The walled city of Urbino in northern Le Marche has spire-like towers and castle-like wonders like the Palazzo Ducale. The cathedral’s dignified dome and bell tower rising behind it gives the first impression of a princess’s palace. There’s a lot to love about Urbino’s cobbled old town that shows off its world heritage status in stately style.
Not far from Urbino, the dramatic castles of San Marino perch themselves on top of Mount Titano, at 2,400 feet above sea level.
Encircled by the regions of Le Marche and Emilia Romagna, the setting amidst ridges and hills is captivating, but the countryside is upstaged by the impossibly-positioned castles — three of them on successive peaks.
Civita di Bagnoregio
This astonishing town in northern Lazio near the Umbria border has defied the odds and hangs on despite having been dubbed “il paese che muore” — the dying town.
Occupying a small tufa mesa amidst ghost-like sculpted canyons, the other-worldly landscape heightens the dramatic island-like effect that resembles a Tolkien setting, especially when mist or clouds roll in.
Civita is reached only by way of a long footbridge.
Cradled in the clefts amidst the jagged spires of the Dolomiti Lucane in the southern region of Basilicata, the first sight of Castelmezzano seems imaginary.
The town’s builders found an ideal shelter to escape invaders, and Castelmezzano remained in its own world until after WWII.
The Valle d’Itria zone of Puglia holds an architectural oddity, called trulli. They’re scattered around the area’s countryside, but the town of Alberobello is the epicentre with more than 1,000 trulli, looking like a city of hobbit homes.
The entire town is built of them, resembling a pointy-roofed fantasy-land where you expect elves and gnomes to step off the pages of a children’s book and frolic in the streets.
“There’s so much more to see and enjoy in Italy”
Stevens added: “Those are all spots that attract huge numbers of tourists — and with reason.
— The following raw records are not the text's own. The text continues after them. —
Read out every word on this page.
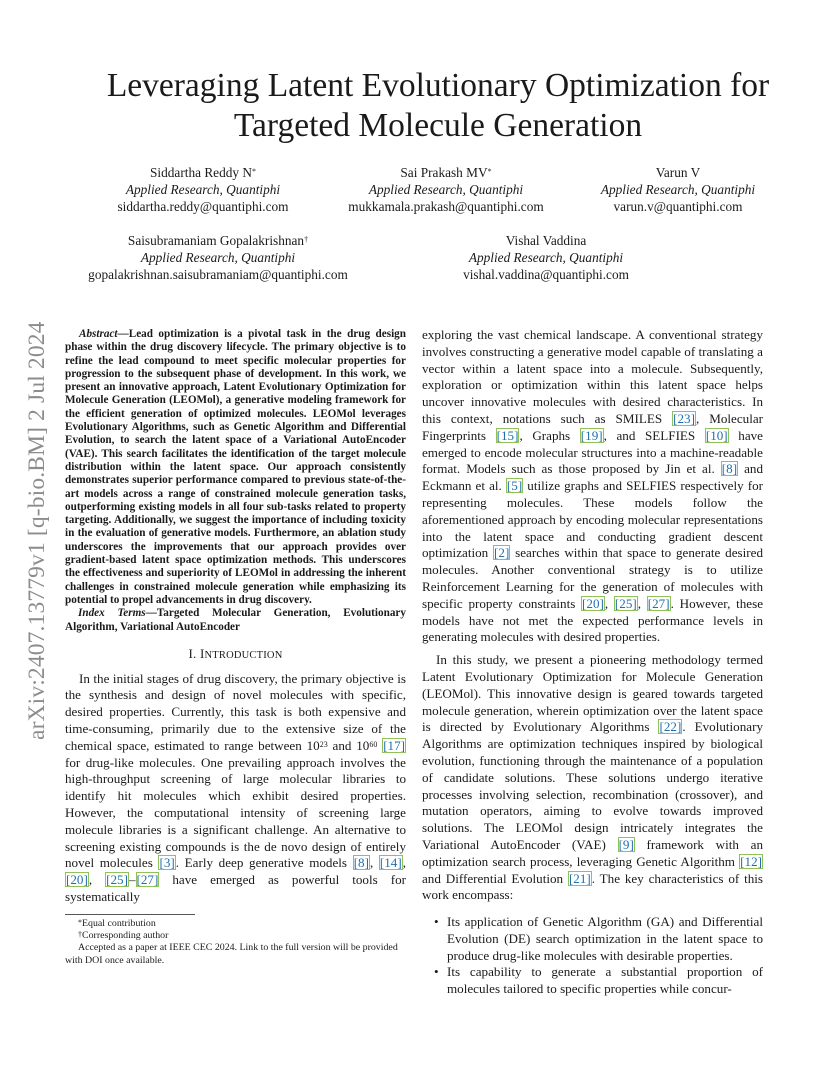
arXiv:2407.13779v1 [q-bio.BM] 2 Jul 2024
Leveraging Latent Evolutionary Optimization for
Targeted Molecule Generation
Siddartha Reddy N*
Applied Research, Quantiphi
siddartha.reddy@quantiphi.com
Sai Prakash MV*
Applied Research, Quantiphi
mukkamala.prakash@quantiphi.com
Varun V
Applied Research, Quantiphi
varun.v@quantiphi.com
Saisubramaniam Gopalakrishnan†
Applied Research, Quantiphi
gopalakrishnan.saisubramaniam@quantiphi.com
Vishal Vaddina
Applied Research, Quantiphi
vishal.vaddina@quantiphi.com

Abstract—Lead optimization is a pivotal task in the drug design phase within the drug discovery lifecycle. The primary objective is to refine the lead compound to meet specific molecular properties for progression to the subsequent phase of development. In this work, we present an innovative approach, Latent Evolutionary Optimization for Molecule Generation (LEOMol), a generative modeling framework for the efficient generation of optimized molecules. LEOMol leverages Evolutionary Algorithms, such as Genetic Algorithm and Differential Evolution, to search the latent space of a Variational AutoEncoder (VAE). This search facilitates the identification of the target molecule distribution within the latent space. Our approach consistently demonstrates superior performance compared to previous state-of-the-art models across a range of constrained molecule generation tasks, outperforming existing models in all four sub-tasks related to property targeting. Additionally, we suggest the importance of including toxicity in the evaluation of generative models. Furthermore, an ablation study underscores the improvements that our approach provides over gradient-based latent space optimization methods. This underscores the effectiveness and superiority of LEOMol in addressing the inherent challenges in constrained molecule generation while emphasizing its potential to propel advancements in drug discovery.

Index Terms—Targeted Molecular Generation, Evolutionary Algorithm, Variational AutoEncoder

I. INTRODUCTION

In the initial stages of drug discovery, the primary objective is the synthesis and design of novel molecules with specific, desired properties. Currently, this task is both expensive and time-consuming, primarily due to the extensive size of the chemical space, estimated to range between $10^{23}$ and $10^{60}$ [17] for drug-like molecules. One prevailing approach involves the high-throughput screening of large molecular libraries to identify hit molecules which exhibit desired properties. However, the computational intensity of screening large molecule libraries is a significant challenge. An alternative to screening existing compounds is the de novo design of entirely novel molecules [3]. Early deep generative models [8], [14], [20], [25]–[27] have emerged as powerful tools for systematically

*Equal contribution
†Corresponding author
Accepted as a paper at IEEE CEC 2024. Link to the full version will be provided with DOI once available.

exploring the vast chemical landscape. A conventional strategy involves constructing a generative model capable of translating a vector within a latent space into a molecule. Subsequently, exploration or optimization within this latent space helps uncover innovative molecules with desired characteristics. In this context, notations such as SMILES [23], Molecular Fingerprints [15], Graphs [19], and SELFIES [10] have emerged to encode molecular structures into a machine-readable format. Models such as those proposed by Jin et al. [8] and Eckmann et al. [5] utilize graphs and SELFIES respectively for representing molecules. These models follow the aforementioned approach by encoding molecular representations into the latent space and conducting gradient descent optimization [2] searches within that space to generate desired molecules. Another conventional strategy is to utilize Reinforcement Learning for the generation of molecules with specific property constraints [20], [25], [27]. However, these models have not met the expected performance levels in generating molecules with desired properties.

In this study, we present a pioneering methodology termed Latent Evolutionary Optimization for Molecule Generation (LEOMol). This innovative design is geared towards targeted molecule generation, wherein optimization over the latent space is directed by Evolutionary Algorithms [22]. Evolutionary Algorithms are optimization techniques inspired by biological evolution, functioning through the maintenance of a population of candidate solutions. These solutions undergo iterative processes involving selection, recombination (crossover), and mutation operators, aiming to evolve towards improved solutions. The LEOMol design intricately integrates the Variational AutoEncoder (VAE) [9] framework with an optimization search process, leveraging Genetic Algorithm [12] and Differential Evolution [21]. The key characteristics of this work encompass:

• Its application of Genetic Algorithm (GA) and Differential Evolution (DE) search optimization in the latent space to produce drug-like molecules with desirable properties.
• Its capability to generate a substantial proportion of molecules tailored to specific properties while concur-
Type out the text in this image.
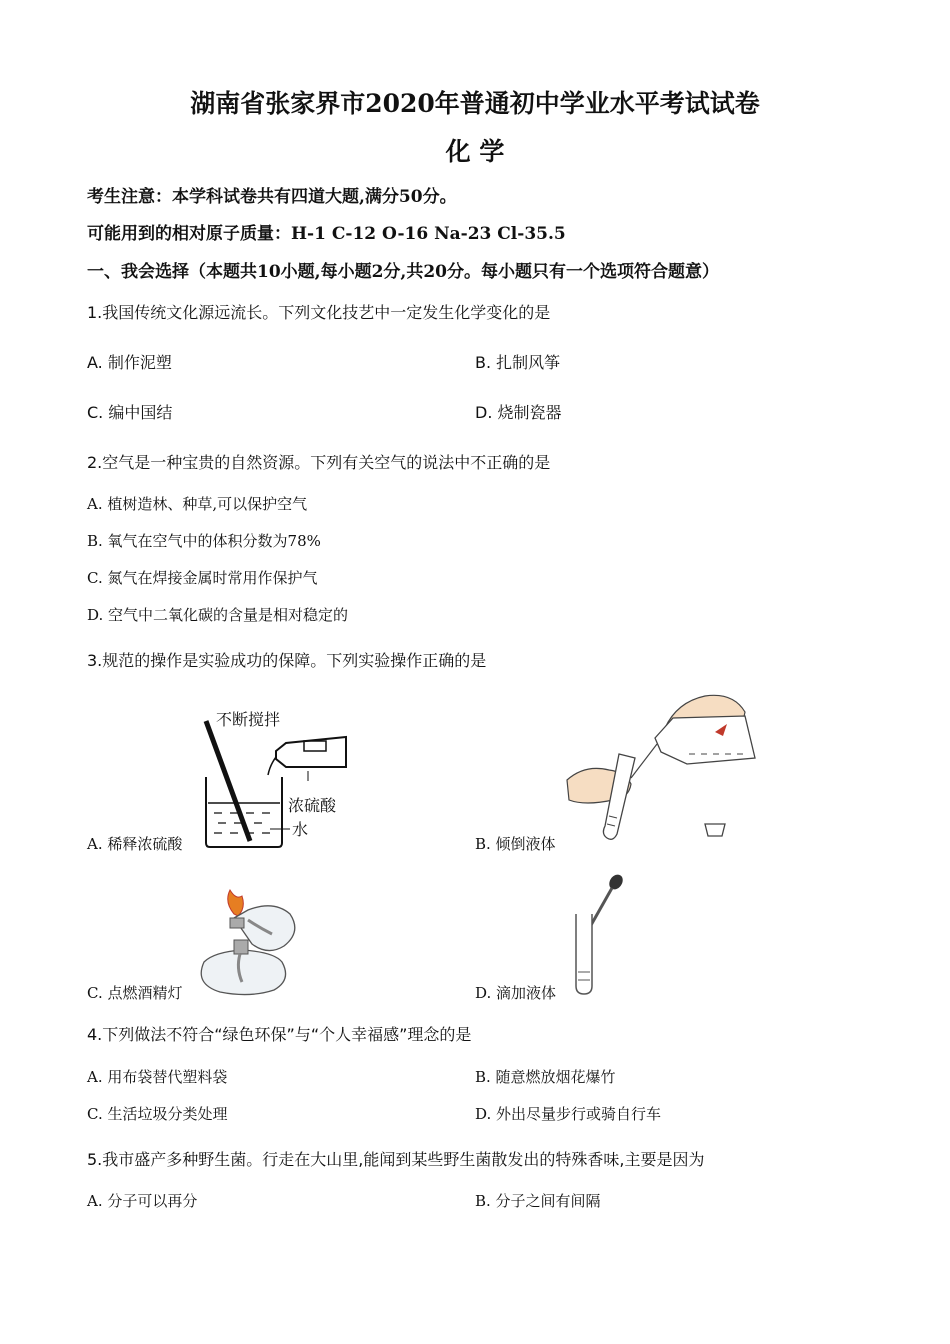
湖南省张家界市2020年普通初中学业水平考试试卷
化 学
考生注意：本学科试卷共有四道大题,满分50分。
可能用到的相对原子质量：H-1 C-12 O-16 Na-23 Cl-35.5
一、我会选择（本题共10小题,每小题2分,共20分。每小题只有一个选项符合题意）
1.我国传统文化源远流长。下列文化技艺中一定发生化学变化的是
A. 制作泥塑	B. 扎制风筝
C. 编中国结	D. 烧制瓷器
2.空气是一种宝贵的自然资源。下列有关空气的说法中不正确的是
A. 植树造林、种草,可以保护空气
B. 氧气在空气中的体积分数为78%
C. 氮气在焊接金属时常用作保护气
D. 空气中二氧化碳的含量是相对稳定的
3.规范的操作是实验成功的保障。下列实验操作正确的是
不断搅拌
浓硫酸
水
A. 稀释浓硫酸	B. 倾倒液体
C. 点燃酒精灯	D. 滴加液体
4.下列做法不符合“绿色环保”与“个人幸福感”理念的是
A. 用布袋替代塑料袋	B. 随意燃放烟花爆竹
C. 生活垃圾分类处理	D. 外出尽量步行或骑自行车
5.我市盛产多种野生菌。行走在大山里,能闻到某些野生菌散发出的特殊香味,主要是因为
A. 分子可以再分	B. 分子之间有间隔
But there’s so much more to see and enjoy in Italy — places where you can escape the crowds, but still enjoy a fairy-tale-worthy experience.
“In the region of Puglia, in the south, for instance, you’ll find unusual trulli homes with their curiously conical roofs. In Lazio, close to the centre of the country, there’s a town accessible only by footbridge, which all but begs you to stroll along it. We’ve recently compiled a report on our International Living recommendations for five Italian towns you don’t likely know — but should.”